Komnas HAM mendorong penanganan dan pemulihan korban secara komprehensif.

Rep: Rizky Suryarandika/ Red: Andri Saubani
Ketua Komnas HAM Atnike Nova Sigiro. Komnas HAM mendesak negara mengakui adanya pembiaran dalam kasus gagal ginjal akut anak. (ilustrasi)
Foto: Republika/Putra M. Akbar
Ketua Komnas HAM Atnike Nova Sigiro. Komnas HAM mendesak negara mengakui adanya pembiaran dalam kasus gagal ginjal akut anak. (ilustrasi)

REPUBLIKA.CO.ID, JAKARTA -- Komnas HAM mengeluarkan sejumlah rekomendasi terkait kasus ginjal akut progresif atipikal (GGAPA). Salah satunya mendesak Negara mengaku pembiaran dalam kasus ini. 

"Mengakui bahwa Negara melakukan pembiaran, tindakan tidak efektif sehingga mengakibatkan hilangnya hak untuk hidup dan hak atas kesehatan bagi setidaknya 326 anak di Indonesia," kata Ketua Komnas HAM Atnike Nova Sigiro, Sabtu (11/3/2023). 

Baca Juga

Komnas HAM berikutnya mendorong penanganan dan pemulihan korban secara komprehensif dalam rangka menjamin terpenuhinya standar kesehatan tertinggi. Keluarga korban pun harus dipastikan penanganan dan pemulihannya yang mengalami dampak psikologis dan dampak sosial ekonomi yang diakibatkan dari peristiwa ini.

"Penanganan dan pemulihan korban serta keluarga korban dapat dilakukan dengan memberikan akses terhadap rehabilitasi dan kompensasi sesuai dengan ketentuan perundang-undangan," ujar Atnike. 

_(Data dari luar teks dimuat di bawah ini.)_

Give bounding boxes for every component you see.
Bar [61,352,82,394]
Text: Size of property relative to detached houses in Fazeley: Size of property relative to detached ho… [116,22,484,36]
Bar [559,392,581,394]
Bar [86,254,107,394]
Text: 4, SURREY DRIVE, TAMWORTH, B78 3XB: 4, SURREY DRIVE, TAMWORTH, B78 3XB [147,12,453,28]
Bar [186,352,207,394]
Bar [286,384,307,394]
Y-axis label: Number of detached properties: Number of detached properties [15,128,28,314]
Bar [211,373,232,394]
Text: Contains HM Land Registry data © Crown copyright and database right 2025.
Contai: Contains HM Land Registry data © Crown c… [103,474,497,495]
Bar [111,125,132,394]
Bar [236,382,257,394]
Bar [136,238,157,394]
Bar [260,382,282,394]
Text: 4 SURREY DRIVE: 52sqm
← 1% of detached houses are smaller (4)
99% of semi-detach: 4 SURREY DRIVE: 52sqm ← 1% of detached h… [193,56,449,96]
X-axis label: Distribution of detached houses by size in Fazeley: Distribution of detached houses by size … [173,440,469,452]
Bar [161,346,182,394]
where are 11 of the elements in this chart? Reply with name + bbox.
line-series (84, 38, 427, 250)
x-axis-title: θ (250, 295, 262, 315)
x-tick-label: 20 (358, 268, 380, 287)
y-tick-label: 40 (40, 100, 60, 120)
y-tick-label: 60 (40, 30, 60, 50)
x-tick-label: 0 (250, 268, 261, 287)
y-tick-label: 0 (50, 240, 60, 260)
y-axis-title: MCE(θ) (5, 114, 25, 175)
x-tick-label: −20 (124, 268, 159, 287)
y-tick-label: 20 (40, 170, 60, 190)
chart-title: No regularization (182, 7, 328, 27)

Komnas HAM juga meminta penguatan regulasi dan tata kelola kelembagaan terkait obat. Komnas HAM sepakat soal evaluasi menyeluruh sistem tata kelola pelayanan kesehatan dan kefarmasian, terutama berkaitan dengan surveilans kesehatan dan sistem pengawasan.

Selanjutnya, dilakukan penguatan terhadap tata kelola kelembagaan dan peningkatan kompetensi SDM instansi pemerintah yang memiliki otoritas terkait pelayanan kesehatan dan pengawasan kefarmasian. Hal ini mengingat kompleksitas persoalan kesehatan. 

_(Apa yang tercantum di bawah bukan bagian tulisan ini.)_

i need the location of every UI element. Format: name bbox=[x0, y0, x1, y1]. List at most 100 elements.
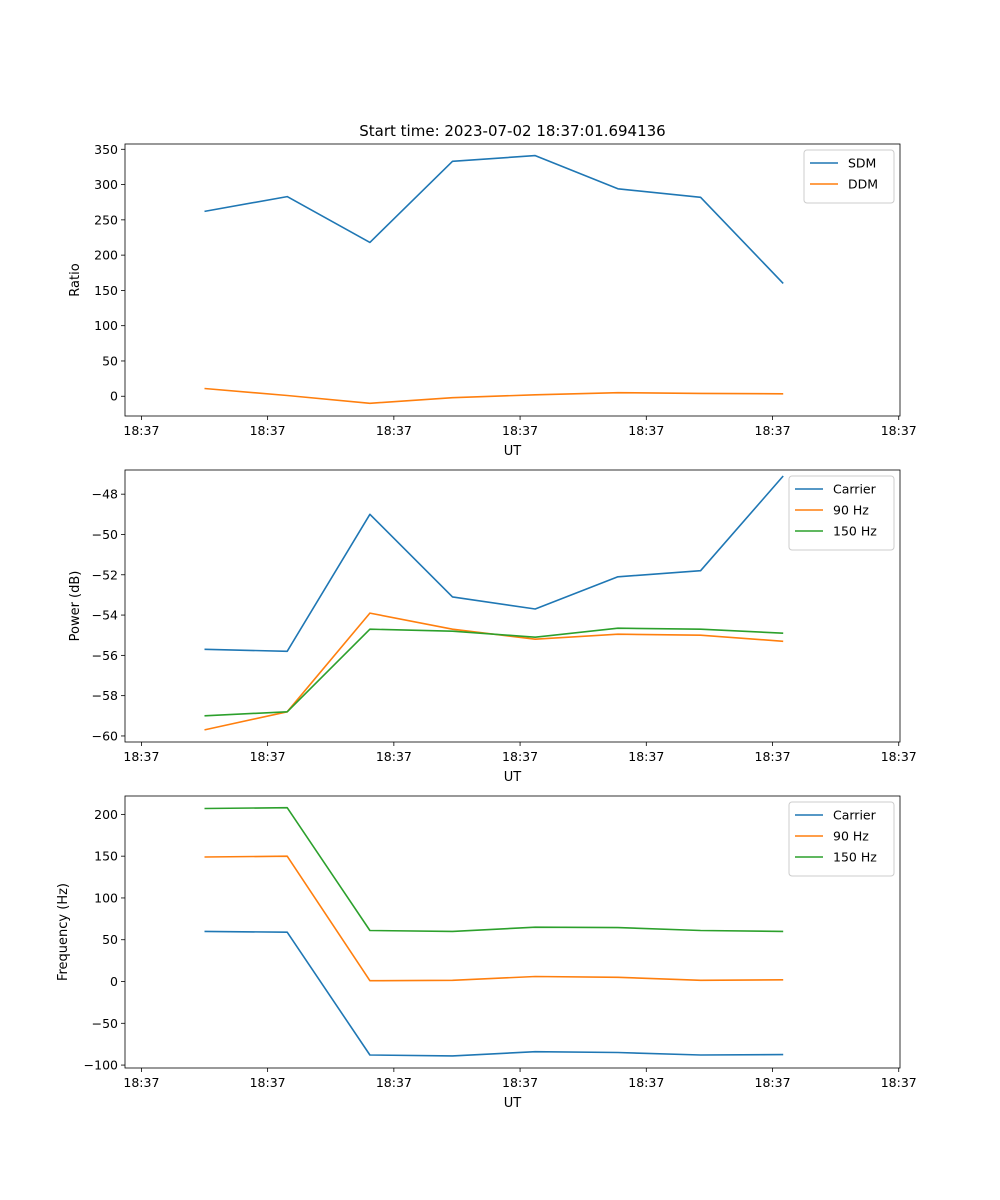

"Maka diperlukan pengaturan secara khusus melalui Undang-Undang terhadap mandat dan kewenangan BPOM RI, perlu adanya regulasi yang secara khusus mengatur tentang sistem kefarmasian di Indonesia (RUU Kefarmasian)," ucap Atnike. 

Selain itu, Komnas HAM merekomendasikan regulasi khusus mengatur pengawasan terhadap proses produksi, distribusi, dan pemanfaatan senyawa kimia berbahaya dan beracun di Indonesia. Ini termasuk memastikan adanya mandat dan kewenangan yang jelas  dan terpadu antar instansi yang memiliki otoritas terkait.

"Menjamin ketidak-berulangan kasus serupa di kemudian hari," ujar Atnike. 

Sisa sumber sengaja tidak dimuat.